After that, you can puncture some holes in the center of these recesses and place the carriage bolts. Finally, you can fasten the saw to your new plywood base with nuts and washers.
#6 – The Push Sticks
When you notice that your hands are starting to get pretty close to the spinning blade, it’s probably the time to use the push sticks. These things are notched so that they can hook the board’s end, allowing you to push it to the saw while still holding it firmly. The push sticks let the table saw operator complete proper cuts while keeping his fingers away from the dangerous blade.
A wise decision would be to keep two styles of sticks at hand – one long and narrow and other broad and flat. The first one can be used for boards that are light and small, and the second one for the wide and heavy boards.
#7 – Half-Fence for Complicated Grain
Unevenly dried wood or wood with knots will usually warp badly when it’s getting ripped. If its halves are bending outward, one of the halves will push against your fence and quickly cause an uneven cut, kickback, as well as the burn marks.
If you notice this happening, you can clamp a straight 3/4″ board against the fence in a way that it ends at the center of the blade. This half-fence will give the trapped piece some room to bend, but at the same time preventing it from getting pushed back against the blade.
#8 – Simple Outfeed Support
Trying to cut the last couple of feet of a long board can be next to impossible without support on the other end or without a helper. In such cases, one can use a roller support, but those things are quite expensive – that’s where we come to a temporary outfeed support. This will prevent the boards from getting stuck while they’re being slid onto the support.
To construct one, you’ll have to clamp two 2x4s (8 feet long) to your saw table, and then cantilever them some 5 feet over the outfeed side. After that, you just have to clamp the 1/4″ plywood to the 2x4s underside.
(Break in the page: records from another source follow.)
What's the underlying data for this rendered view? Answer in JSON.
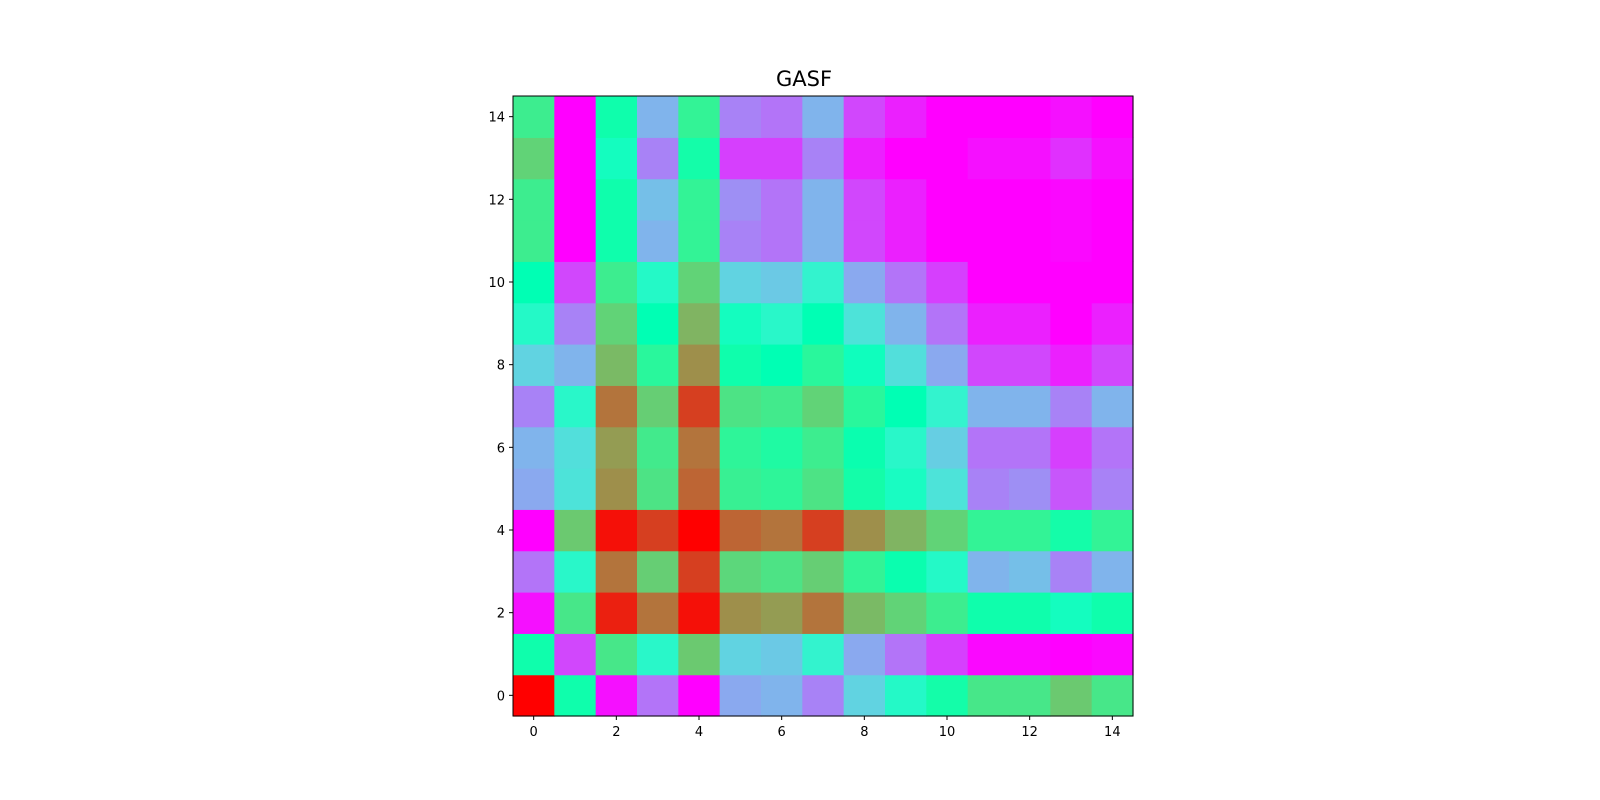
{
  "chart_data": {
    "type": "heatmap",
    "title": "GASF",
    "xlabel": "",
    "ylabel": "",
    "colormap": "rainbow",
    "value_range": [
      -1,
      1
    ],
    "origin": "lower",
    "xlim": [
      -0.5,
      14.5
    ],
    "ylim": [
      -0.5,
      14.5
    ],
    "x_ticks": [
      0,
      2,
      4,
      6,
      8,
      10,
      12,
      14
    ],
    "y_ticks": [
      0,
      2,
      4,
      6,
      8,
      10,
      12,
      14
    ],
    "x_tick_labels": [
      "0",
      "2",
      "4",
      "6",
      "8",
      "10",
      "12",
      "14"
    ],
    "y_tick_labels": [
      "0",
      "2",
      "4",
      "6",
      "8",
      "10",
      "12",
      "14"
    ],
    "grid": false,
    "rows": [
      [
        1.0,
        0.06,
        -0.96,
        -0.7,
        -1.0,
        -0.54,
        -0.5,
        -0.66,
        -0.38,
        -0.14,
        0.08,
        0.28,
        0.28,
        0.42,
        0.28
      ],
      [
        0.06,
        -0.82,
        0.28,
        -0.16,
        0.42,
        -0.38,
        -0.42,
        -0.2,
        -0.54,
        -0.7,
        -0.84,
        -0.98,
        -0.98,
        -1.0,
        -0.98
      ],
      [
        -0.96,
        0.28,
        0.92,
        0.7,
        0.96,
        0.62,
        0.58,
        0.7,
        0.48,
        0.38,
        0.24,
        0.06,
        0.06,
        -0.08,
        0.06
      ],
      [
        -0.7,
        -0.16,
        0.7,
        0.4,
        0.84,
        0.36,
        0.3,
        0.4,
        0.2,
        0.04,
        -0.14,
        -0.5,
        -0.46,
        -0.66,
        -0.5
      ],
      [
        -1.0,
        0.42,
        0.96,
        0.84,
        1.0,
        0.74,
        0.7,
        0.84,
        0.62,
        0.5,
        0.38,
        0.2,
        0.2,
        0.08,
        0.2
      ],
      [
        -0.54,
        -0.3,
        0.62,
        0.3,
        0.74,
        0.22,
        0.18,
        0.3,
        0.08,
        -0.1,
        -0.3,
        -0.66,
        -0.62,
        -0.78,
        -0.66
      ],
      [
        -0.5,
        -0.32,
        0.58,
        0.26,
        0.7,
        0.18,
        0.12,
        0.24,
        0.04,
        -0.16,
        -0.4,
        -0.7,
        -0.7,
        -0.84,
        -0.7
      ],
      [
        -0.66,
        -0.16,
        0.7,
        0.4,
        0.84,
        0.3,
        0.26,
        0.38,
        0.16,
        0.0,
        -0.2,
        -0.5,
        -0.5,
        -0.66,
        -0.5
      ],
      [
        -0.38,
        -0.5,
        0.48,
        0.16,
        0.62,
        0.06,
        0.0,
        0.16,
        -0.06,
        -0.32,
        -0.54,
        -0.82,
        -0.82,
        -0.92,
        -0.82
      ],
      [
        -0.14,
        -0.66,
        0.38,
        0.0,
        0.5,
        -0.08,
        -0.16,
        0.0,
        -0.3,
        -0.5,
        -0.7,
        -0.92,
        -0.92,
        -1.0,
        -0.92
      ],
      [
        0.0,
        -0.82,
        0.24,
        -0.14,
        0.38,
        -0.38,
        -0.42,
        -0.2,
        -0.54,
        -0.7,
        -0.84,
        -1.0,
        -1.0,
        -1.0,
        -1.0
      ],
      [
        0.24,
        -1.0,
        0.06,
        -0.5,
        0.2,
        -0.66,
        -0.7,
        -0.5,
        -0.82,
        -0.92,
        -1.0,
        -1.0,
        -1.0,
        -0.98,
        -1.0
      ],
      [
        0.24,
        -1.0,
        0.06,
        -0.46,
        0.2,
        -0.62,
        -0.7,
        -0.5,
        -0.82,
        -0.92,
        -1.0,
        -1.0,
        -1.0,
        -0.98,
        -1.0
      ],
      [
        0.38,
        -1.0,
        -0.08,
        -0.66,
        0.08,
        -0.84,
        -0.84,
        -0.66,
        -0.92,
        -1.0,
        -1.0,
        -0.96,
        -0.96,
        -0.88,
        -0.96
      ],
      [
        0.24,
        -1.0,
        0.06,
        -0.5,
        0.2,
        -0.66,
        -0.7,
        -0.5,
        -0.82,
        -0.92,
        -1.0,
        -1.0,
        -1.0,
        -0.96,
        -1.0
      ]
    ]
  }
}
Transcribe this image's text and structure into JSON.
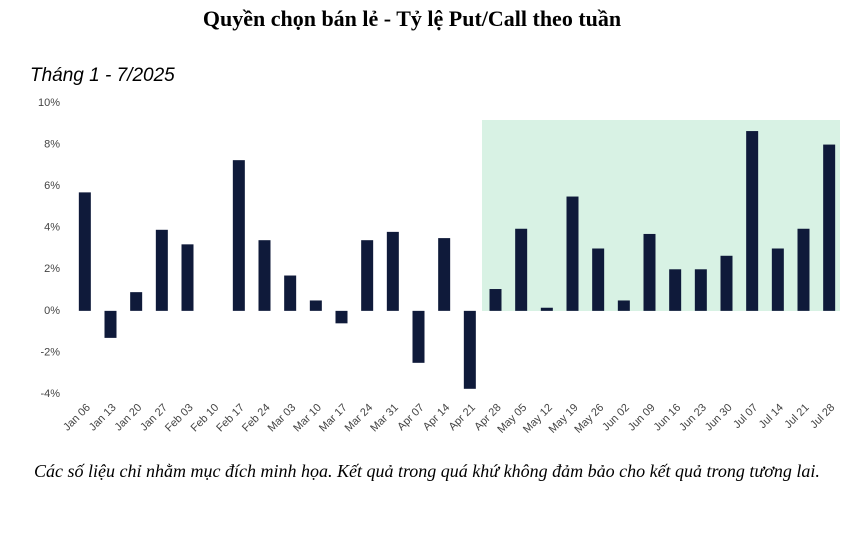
{
  "chart_data": {
    "type": "bar",
    "title": "Quyền chọn bán lẻ - Tỷ lệ Put/Call theo tuần",
    "subtitle": "Tháng 1 - 7/2025",
    "footnote": "Các số liệu chỉ nhằm mục đích minh họa. Kết quả trong quá khứ không đảm bảo cho kết quả trong tương lai.",
    "categories": [
      "Jan 06",
      "Jan 13",
      "Jan 20",
      "Jan 27",
      "Feb 03",
      "Feb 10",
      "Feb 17",
      "Feb 24",
      "Mar 03",
      "Mar 10",
      "Mar 17",
      "Mar 24",
      "Mar 31",
      "Apr 07",
      "Apr 14",
      "Apr 21",
      "Apr 28",
      "May 05",
      "May 12",
      "May 19",
      "May 26",
      "Jun 02",
      "Jun 09",
      "Jun 16",
      "Jun 23",
      "Jun 30",
      "Jul 07",
      "Jul 14",
      "Jul 21",
      "Jul 28"
    ],
    "values": [
      5.7,
      -1.3,
      0.9,
      3.9,
      3.2,
      0,
      7.25,
      3.4,
      1.7,
      0.5,
      -0.6,
      3.4,
      3.8,
      -2.5,
      3.5,
      -3.75,
      1.05,
      3.95,
      0.15,
      5.5,
      3.0,
      0.5,
      3.7,
      2.0,
      2.0,
      2.65,
      8.65,
      3.0,
      3.95,
      8.0
    ],
    "color": "#0f1a3a",
    "ylim": [
      -4,
      10
    ],
    "yticks": [
      {
        "value": -4,
        "label": "-4%"
      },
      {
        "value": -2,
        "label": "-2%"
      },
      {
        "value": 0,
        "label": "0%"
      },
      {
        "value": 2,
        "label": "2%"
      },
      {
        "value": 4,
        "label": "4%"
      },
      {
        "value": 6,
        "label": "6%"
      },
      {
        "value": 8,
        "label": "8%"
      },
      {
        "value": 10,
        "label": "10%"
      }
    ],
    "grid": false
  }
}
An important thing to keep in mind here is that this can only work with the large table saws that sport iron or heavy-steel tables. It can easily cause the lighter table saws to bend or tip.
#9 – A Sliding Jig
To make a range of narrow, identical strips, one doesn’t have to move his fence for every cut or remove the blade guard. One only has to attach a strip of wood that’s thinner than the rip cut’s width to the end of 1x6 (4 feet).
With it, you’ll be able to hold your workpiece against it while pushing the jig through. The jig will keep your fingers away from the blade but also allow you to rip some pieces without the need to move the fence.
#10 – Cut-Off Block
Have you ever heard of the term “kickback“? It’s something that occurs when the user of the table saw crosscuts directly against the fence. It happens when the area of the board that’s between the blade and the fence gets pinched, allowing the blade to catch it and throw it back at the user – it’s hazardous and can leave you with a severe injury.
Fortunately, it can be prevented with a simple block. Cut and attach the block to the rip fence and then place the fence at a proper distance from your blade (the thickness of the block plus the length of your cut). You’ll have to clamp the block in a way that the piece of wood you’re working on doesn’t come into contact with it.
This crosscutting technique will prevent your workpiece from getting stuck between the spinning blade and the fence. Don’t forget to avoid cuts that bind against the blade and you won’t have to worry about getting injured.
With these tips and techniques in mind, we can guarantee you that your DIY sessions will be far less challenging and a lot more productive. Stay safe and good luck with your woodworking projects!